I think this is another great example of Kipling’s abilities.

Poem 45. Excerpt from “The Deserted Village”

“But now the sounds of population fail, no cheerful murmurs fluctuate in the gale, no busy steps the grass-grown footway tread,”

Oliver Goldsmith (1730—1774)

Sweet smiling village, loveliest of the lawn,
Thy sports are fled, and all thy charms withdrawn;
Amidst thy bowers the tyrant’s hand is seen,
And desolation saddens all thy green:
One only master grasps the whole domain,
And half a tillage stints thy smiling plain:
No more thy glassy brook reflects the day,
But chok’d with sedges, works its weedy way.
Along thy glades, a solitary guest,
The hollow-sounding bittern guards its nest;
Amidst thy desert walks the lapwing flies,
And tires their echoes with unvaried cries.
Sunk are thy bowers in shapeless ruin all,
And the long grass o’ertops the mould’ring wall;
And trembling, shrinking from the spoiler’s hand,
Far, far away, thy children leave the land.

Sweet was the sound, when oft at evening’s close
Up yonder hill the village murmur rose;
There, as I pass’d with careless steps and slow,
The mingling notes came soften’d from below;
The swain responsive as the milk-maid sung,
The sober herd that low’d to meet their young;
The noisy geese that gabbled o’er the pool,
The playful children just let loose from school;
The watchdog’s voice that bay’d the whisp’ring wind,
And the loud laugh that spoke the vacant mind;
These all in sweet confusion sought the shade,
And fill’d each pause the nightingale had made.
But now the sounds of population fail,
No cheerful murmurs fluctuate in the gale,
No busy steps the grass-grown foot-way tread,
For all the bloomy flush of life is fled.
All but yon widow’d, solitary thing
That feebly bends beside the plashy spring;
She, wretched matron, forc’d in age, for bread,
To strip the brook with mantling cresses spread,
To pick her wintry faggot from the thorn,
To seek her nightly shed, and weep till morn;
She only left of all the harmless train,
The sad historian of the pensive plain.

This poet has captured his memories of the past and eloquently describes the village before it fell on evil times.
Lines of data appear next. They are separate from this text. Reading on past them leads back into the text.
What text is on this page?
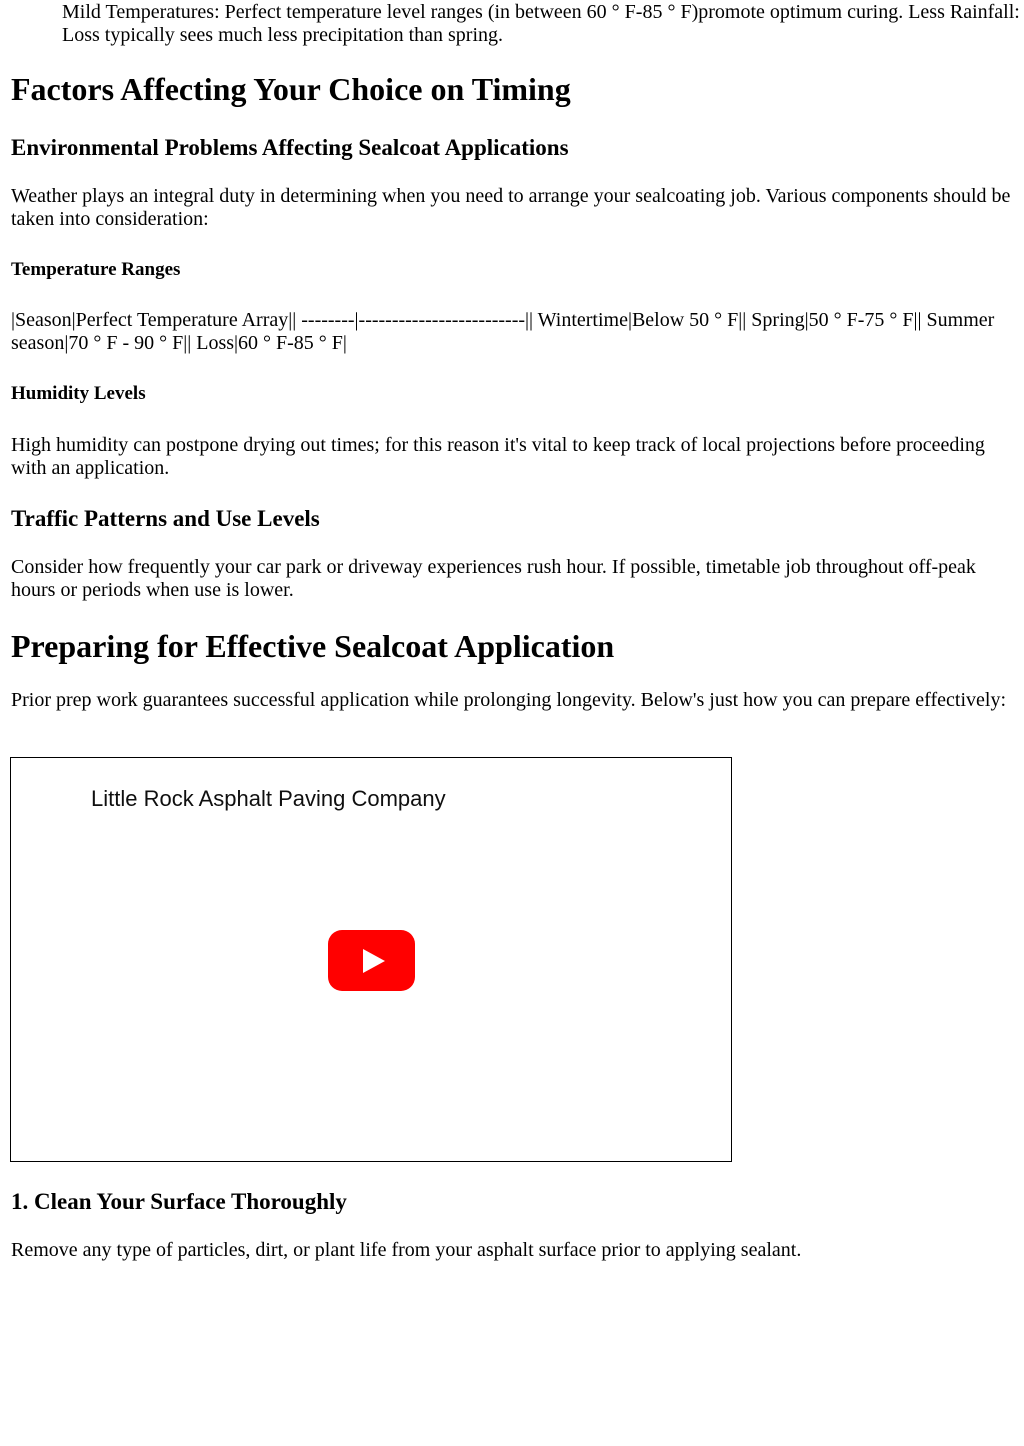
Mild Temperatures: Perfect temperature level ranges (in between 60 ° F-85 ° F)promote optimum curing. Less Rainfall: Loss typically sees much less precipitation than spring.

Factors Affecting Your Choice on Timing
Environmental Problems Affecting Sealcoat Applications

Weather plays an integral duty in determining when you need to arrange your sealcoating job. Various components should be taken into consideration:

Temperature Ranges

|Season|Perfect Temperature Array|| --------|-------------------------|| Wintertime|Below 50 ° F|| Spring|50 ° F-75 ° F|| Summer season|70 ° F - 90 ° F|| Loss|60 ° F-85 ° F|

Humidity Levels

High humidity can postpone drying out times; for this reason it's vital to keep track of local projections before proceeding with an application.

Traffic Patterns and Use Levels

Consider how frequently your car park or driveway experiences rush hour. If possible, timetable job throughout off-peak hours or periods when use is lower.

Preparing for Effective Sealcoat Application

Prior prep work guarantees successful application while prolonging longevity. Below's just how you can prepare effectively:

Little Rock Asphalt Paving Company
1. Clean Your Surface Thoroughly

Remove any type of particles, dirt, or plant life from your asphalt surface prior to applying sealant.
The picture he draws is very detailed—this is only a short extract from the full poem.

Oliver Goldsmith was an Irish writer of novels, plays and poems. He is best-known as the author of the novel “The Vicar of Wakefield”, the play “She Stoops to Conquer” and this poem. He is also supposedly the author of the children’s tale “The History of Little Goody Two-Shoes”. He was born in Ireland and attended Trinity College, eventually graduating as a Bachelor of Arts in 1749 despite being expelled in 1747 for rioting and showing little benefit save for expensive tastes in clothes and a talent for singing and playing the flute. He eventually settled in London where his prolific hack work eventually got the attention of Samuel Johnson and led to more settled employment. He continued his dissolute lifestyle, and he was described as an “inspired idiot” by Horace Walpole; a spendthrift, he spent and gave his money away freely. He died of a kidney infection in London and was buried in Temple Church, though the monument to him was destroyed in an air raid in 1940.

The Deserted Village is an appeal to the English to preserve the old settlements and ways of England—Goldsmith had witnessed the destruction of an ancient village by a wealthy man who desired the land for an ornamental garden.

Johnson’s epitaph for Goldsmith is suitably eloquent: “Oliver Goldsmith: A Poet, Naturalist, and Historian, who left scarcely any style of writing untouched, and touched nothing that he did not adorn. Of all the passions, whether smiles were to move or tears, a powerful yet gentle master. In genius, vivid, versatile, sublime. In style, clear, elevated, elegant.”